The G-20 officials took a slightly more positive view on financial markets, which they said had mostly recovered from sharp selloffs earlier this year and were in better shape since they last met in Shanghai in February.


"However, growth remains modest and uneven, and downside risks and uncertainties to the global outlook persist against the backdrop of continued financial volatility, challenges faced by commodity exporters and low inflation," they said.

The communique also pointed to Britain's possible exit from the European Union, geopolitical conflicts, terrorism and refugee flows as complications for the global economic landscape.

The statement repeated G-20 pledges to "use fiscal policy flexibly" to strengthen growth, job creation and confidence. It kept language that member countries "will continue to explore policy options," adding that they would be "tailored to country circumstances."

The G-20 nations also maintained their previous pledges to consult closely on exchange rates. "We reaffirm our previous exchange rate commitments, including that we will refrain from competitive devaluation and we will not target our exchange rates for competitive purposes. We will resist all forms of protectionism," they said.

The G-20 gathering, the highlight of the International Monetary Fund and World Bank spring meetings in Washington, came amid growing pressure on richer nations to boost infrastructure spending, deregulate industries and spur employment.

Earlier this week the IMF cut its 2016 growth forecast for the world economy, the fourth such move in less than a year.

The meetings this week also coincided with weakness in a number of key commodity-based economies, particularly Brazil, which is enduring its worst recession in decades.

After release of the so-called "Panama Papers" earlier this month stirred up controversy over global elites' widespread use of off-shore tax havens to shield their wealth, the G-20 officials strengthened their pledge to implement measures to combat exploitation of tax law mismatches and improve tax information sharing.

They said "defensive measures will be considered by G20 members against non-cooperative jurisdictions" if progress towards these goals is not made.


Despite the repeat of currency pledges, differences over exchange rates, particularly a weaker dollar, and negative interest rates at some central banks were readily apparent at the Washington meetings.

Japanese Finance Minister Taro Aso said he told US Treasury Secretary Jack Lew of his concerns about the yen's recent rise against the dollar to 17-month highs.

"I told (Lew) that excessive volatility and disorderly currency moves would have a negative impact on the economy. I also expressed deep concern over recent one-sided moves in the currency market," Aso said.

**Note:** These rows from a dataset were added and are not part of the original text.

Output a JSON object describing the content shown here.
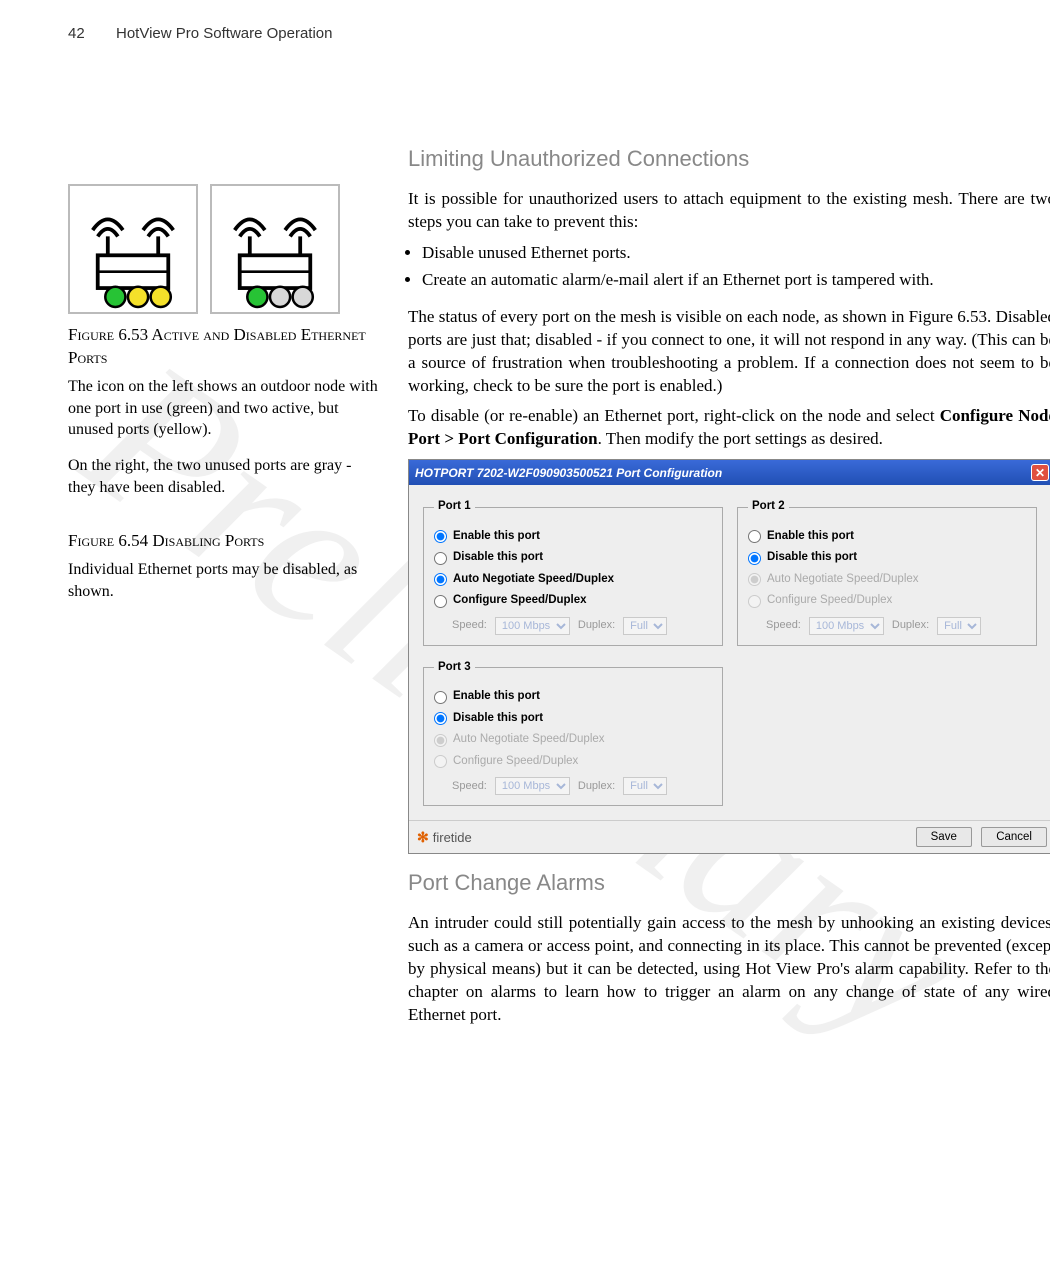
{
  "header": {
    "page_number": "42",
    "running_head": "HotView Pro Software Operation"
  },
  "watermark": "Preliminary",
  "left": {
    "fig53_title": "Figure 6.53 Active and Disabled Ethernet Ports",
    "fig53_cap": "The icon on the left shows an outdoor node with one port in use (green) and two active, but unused ports (yellow).",
    "fig53_cap2": "On the right, the two unused ports are gray - they have been disabled.",
    "fig54_title": "Figure 6.54 Disabling Ports",
    "fig54_cap": "Individual Ethernet ports may be disabled, as shown."
  },
  "right": {
    "h_limiting": "Limiting Unauthorized Connections",
    "p1": "It is possible for unauthorized users to attach equipment to the existing mesh. There are two steps you can take to prevent this:",
    "bullet1": "Disable unused Ethernet ports.",
    "bullet2": "Create an automatic alarm/e-mail alert if an Ethernet port is tampered with.",
    "p2": "The status of every port on the mesh is visible on each node, as shown in Figure 6.53. Disabled ports are just that; disabled - if you connect to one, it will not respond in any way. (This can be a source of frustration when troubleshooting a problem. If a connection does not seem to be working, check to be sure the port is enabled.)",
    "p3a": "To disable (or re-enable) an Ethernet port, right-click on the node and select ",
    "p3b": "Configure Node Port > Port Configuration",
    "p3c": ". Then modify the port settings as desired.",
    "h_alarms": "Port Change Alarms",
    "p4": "An intruder could still potentially gain access to the mesh by unhooking an existing devices, such as a camera or access point, and connecting in its place. This cannot be prevented (except by physical means) but it can be detected, using Hot View Pro's alarm capability. Refer to the chapter on alarms to learn how to trigger an alarm on any change of state of any wired Ethernet port."
  },
  "dialog": {
    "title": "HOTPORT 7202-W2F090903500521 Port Configuration",
    "port1": {
      "legend": "Port 1"
    },
    "port2": {
      "legend": "Port 2"
    },
    "port3": {
      "legend": "Port 3"
    },
    "labels": {
      "enable": "Enable this port",
      "disable": "Disable this port",
      "auto": "Auto Negotiate Speed/Duplex",
      "config": "Configure Speed/Duplex",
      "speed": "Speed:",
      "duplex": "Duplex:",
      "speed_val": "100 Mbps",
      "duplex_val": "Full"
    },
    "brand": "firetide",
    "save": "Save",
    "cancel": "Cancel"
  }
}
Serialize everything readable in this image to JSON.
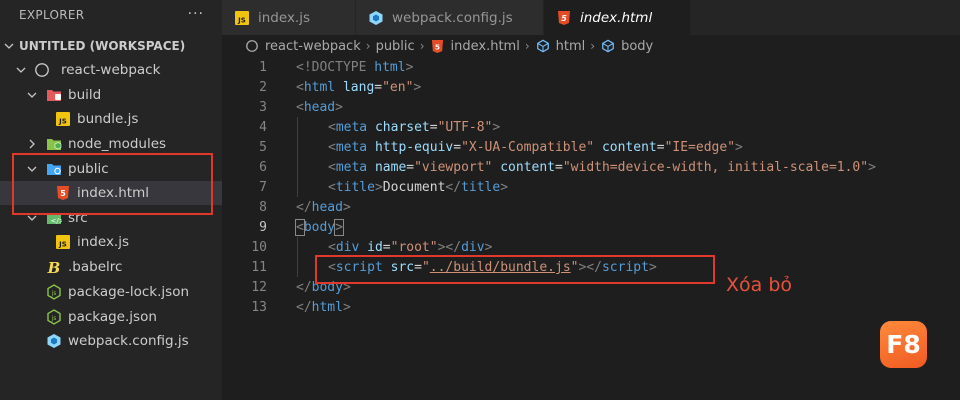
{
  "sidebar": {
    "header": "EXPLORER",
    "more": "···",
    "workspace": "UNTITLED (WORKSPACE)",
    "items": [
      {
        "label": "react-webpack",
        "icon": "project-root-icon"
      },
      {
        "label": "build",
        "icon": "folder-build-icon"
      },
      {
        "label": "bundle.js",
        "icon": "js-file-icon"
      },
      {
        "label": "node_modules",
        "icon": "folder-node-icon"
      },
      {
        "label": "public",
        "icon": "folder-public-icon"
      },
      {
        "label": "index.html",
        "icon": "html5-file-icon"
      },
      {
        "label": "src",
        "icon": "folder-src-icon"
      },
      {
        "label": "index.js",
        "icon": "js-file-icon"
      },
      {
        "label": ".babelrc",
        "icon": "babel-file-icon"
      },
      {
        "label": "package-lock.json",
        "icon": "node-json-file-icon"
      },
      {
        "label": "package.json",
        "icon": "node-json-file-icon"
      },
      {
        "label": "webpack.config.js",
        "icon": "webpack-file-icon"
      }
    ]
  },
  "tabs": [
    {
      "label": "index.js",
      "icon": "js-file-icon"
    },
    {
      "label": "webpack.config.js",
      "icon": "webpack-file-icon"
    },
    {
      "label": "index.html",
      "icon": "html5-file-icon",
      "active": true
    }
  ],
  "breadcrumb": [
    "react-webpack",
    "public",
    "index.html",
    "html",
    "body"
  ],
  "editor": {
    "line_numbers": [
      "1",
      "2",
      "3",
      "4",
      "5",
      "6",
      "7",
      "8",
      "9",
      "10",
      "11",
      "12",
      "13"
    ],
    "lines": {
      "l1_a": "<!DOCTYPE",
      "l1_b": " html",
      "l1_c": ">",
      "l2_a": "<",
      "l2_b": "html",
      "l2_c": " lang",
      "l2_d": "=",
      "l2_e": "\"en\"",
      "l2_f": ">",
      "l3_a": "<",
      "l3_b": "head",
      "l3_c": ">",
      "l4_a": "<",
      "l4_b": "meta",
      "l4_c": " charset",
      "l4_d": "=",
      "l4_e": "\"UTF-8\"",
      "l4_f": ">",
      "l5_a": "<",
      "l5_b": "meta",
      "l5_c": " http-equiv",
      "l5_d": "=",
      "l5_e": "\"X-UA-Compatible\"",
      "l5_f": " content",
      "l5_g": "=",
      "l5_h": "\"IE=edge\"",
      "l5_i": ">",
      "l6_a": "<",
      "l6_b": "meta",
      "l6_c": " name",
      "l6_d": "=",
      "l6_e": "\"viewport\"",
      "l6_f": " content",
      "l6_g": "=",
      "l6_h": "\"width=device-width, initial-scale=1.0\"",
      "l6_i": ">",
      "l7_a": "<",
      "l7_b": "title",
      "l7_c": ">",
      "l7_d": "Document",
      "l7_e": "</",
      "l7_f": "title",
      "l7_g": ">",
      "l8_a": "</",
      "l8_b": "head",
      "l8_c": ">",
      "l9_a": "<",
      "l9_b": "body",
      "l9_c": ">",
      "l10_a": "<",
      "l10_b": "div",
      "l10_c": " id",
      "l10_d": "=",
      "l10_e": "\"root\"",
      "l10_f": "></",
      "l10_g": "div",
      "l10_h": ">",
      "l11_a": "<",
      "l11_b": "script",
      "l11_c": " src",
      "l11_d": "=",
      "l11_e": "\"",
      "l11_f": "../build/bundle.js",
      "l11_g": "\"",
      "l11_h": "></",
      "l11_i": "script",
      "l11_j": ">",
      "l12_a": "</",
      "l12_b": "body",
      "l12_c": ">",
      "l13_a": "</",
      "l13_b": "html",
      "l13_c": ">"
    }
  },
  "annotation_note": "Xóa bỏ",
  "logo_text": "F8",
  "colors": {
    "annotation": "#e0392b",
    "logo": "#f26b2a",
    "tag": "#569cd6",
    "attribute": "#9cdcfe",
    "string": "#ce9178"
  }
}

German Finance Minister Wolfgang Schaeuble this week has warned of the fallout from the European Central Bank's negative rate policies, saying it would hurt bank profitability and German savers.

In a statement to the G-20 on Thursday night, Indian Finance Minister Arun Jaitley said governments should stop relying on central banks to spur growth and should consider more infrastructure spending and take steps to boost flagging trade.

"We feel that the efficacy of monetary policy instruments has reached its limits and that its pass-through has not been seamless," Jaitley said.

"The time is ripe for a re-evaluation of the fiscal policy space, with a greater focus placed on public investment."

As leaders discussed the potential costs of a referendum vote in Britain on June 23 to leave the EU, an ECB council member said the UK financial sector should not get any "special concessions".

"If the UK is not a member of the European common market any more, it is clear that there will need to be a complete separation," Austrian central bank governor Ewald Nowotny said.